Non può esserci tutela giurisdizionale - argomenta il giudice - perché l'atto validativo della “buona prassi” “non ha valenza autoritativa e, come tale, non è in grado di incidere sui diritti dei lavoratori .”
Conseguenza sarà che “il comportamento adottato poi da ogni singola impresa potrà sempre essere sindacabile dinanzi al giudice” se considerato in violazione delle norme vigenti.
 
A rafforzamento di tale conclusione, ed accogliendo quanto sostenuto dalla difesa dell'INAIL, il giudice rileva che “la validazione assume la medesima valenza di una circolare amministrativa la quale non è sindacabile dinanzi all'autorità giudiziaria, ... rimanendo priva di effetti se contra legem.”
 
In questa sorta di eterogenesi dei fini, viene dunque affermato quanto veramente stava a cuore all'organizzazione sindacale ricorrente: la validazione di una (qualsiasi) “buona prassi” decade nel caso venga a porsi in conflitto col dettato di legge.
 
Ciò naturalmente non vuole avere incidenza (né lo voleva il ricorso CGIL) sulla specifica “buona prassi” posta in essere dall'azienda bresciana. La quale, peraltro ha provveduto al “preventivo accordo sindacale stipulato tra azienda e le Rappresentanze Sindacali Unitarie”, garantendo che “inoltre il Rappresentante dei Lavoratori per la Sicurezza è stato costantemente coinvolto, sia a livello decisionale e di controllo, come membro del Comitato di Indirizzo del progetto, sia a livello operativo all'interno del gruppo di lavoro che ha progettato, implementato ed utilizzato il sistema di videomonitoraggio e di misura delle prestazioni.”
 
Resta probabilmente aperto - per es. ad avviso del Prof. V. Angiolini, che per la CGIL ha presentato il ricorso - il problema se davvero ci si trovi in presenza di un “difetto assoluto di giurisdizione”.
 
Ma così ha deciso il giudice e dunque il giudizio può venir messo in discussione soltanto da eventuali pronunce contrarie.
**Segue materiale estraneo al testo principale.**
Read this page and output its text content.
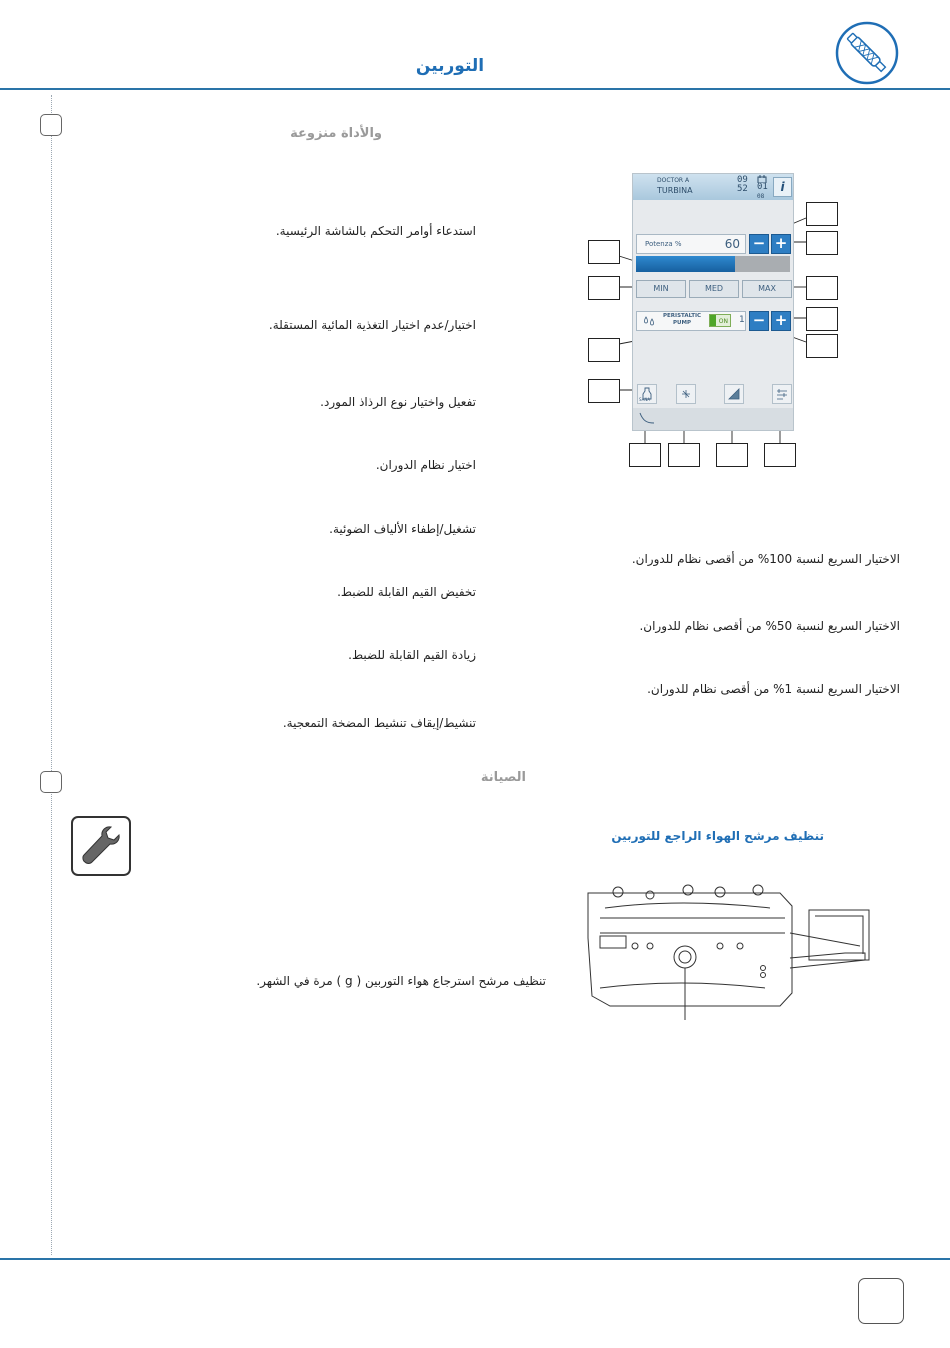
التوربين
والأداة منزوعة
استدعاء أوامر التحكم بالشاشة الرئيسية.
اختيار/عدم اختيار التغذية المائية المستقلة.
تفعيل واختيار نوع الرذاذ المورد.
اختيار نظام الدوران.
تشغيل/إطفاء الألياف الضوئية.
تخفيض القيم القابلة للضبط.
زيادة القيم القابلة للضبط.
تنشيط/إيقاف تنشيط المضخة التمعجية.
الاختيار السريع لنسبة 100% من أقصى نظام للدوران.
الاختيار السريع لنسبة 50% من أقصى نظام للدوران.
الاختيار السريع لنسبة 1% من أقصى نظام للدوران.
DOCTOR A
TURBINA
09
52 01
08
i
Potenza %	60 − +
MIN	MED	MAX
PERISTALTIC
PUMP	ON	1 − +
SANA
الصيانة
تنظيف مرشح الهواء الراجع للتوربين
تنظيف مرشح استرجاع هواء التوربين ( g ) مرة في الشهر.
Evidenzio soltanto come, seguendo l'argomentazione del giudice, parrebbe venir messa in discussione, invece, la valenza autoritativa delle “ Indicazioni della Commissione consultiva per la valutazione dello stress lavoro-correlato”.
 
Tali indicazioni - nella creatività che contraddistingue il normatore nostrano - hanno infatti visto la luce sotto forma di lettera circolare.
Ma, scrive il giudice, “Le circolari amministrative sono atti meramente interni della pubblica amministrazione e, come tali, non possono spiegare effetti nei confronti dei soggetti estranei all'amministrazione e non costituiscono fonte di diritti a favore di terzi...”.
 
Buon lavoro.
 
 
Pietro Ferrari
Dipartimento Salute Sicurezza Ambiente Camera del Lavoro di Brescia
 
 
 
(1) I corsivi sono tratti dal “Modello di presentazione per la validazione ai sensi dell'art. 6, comma 8, lettera d) del D.Lgs, 81/08 e s.m.i.” proposto dal Dipartimento di Ingegneria di Brescia.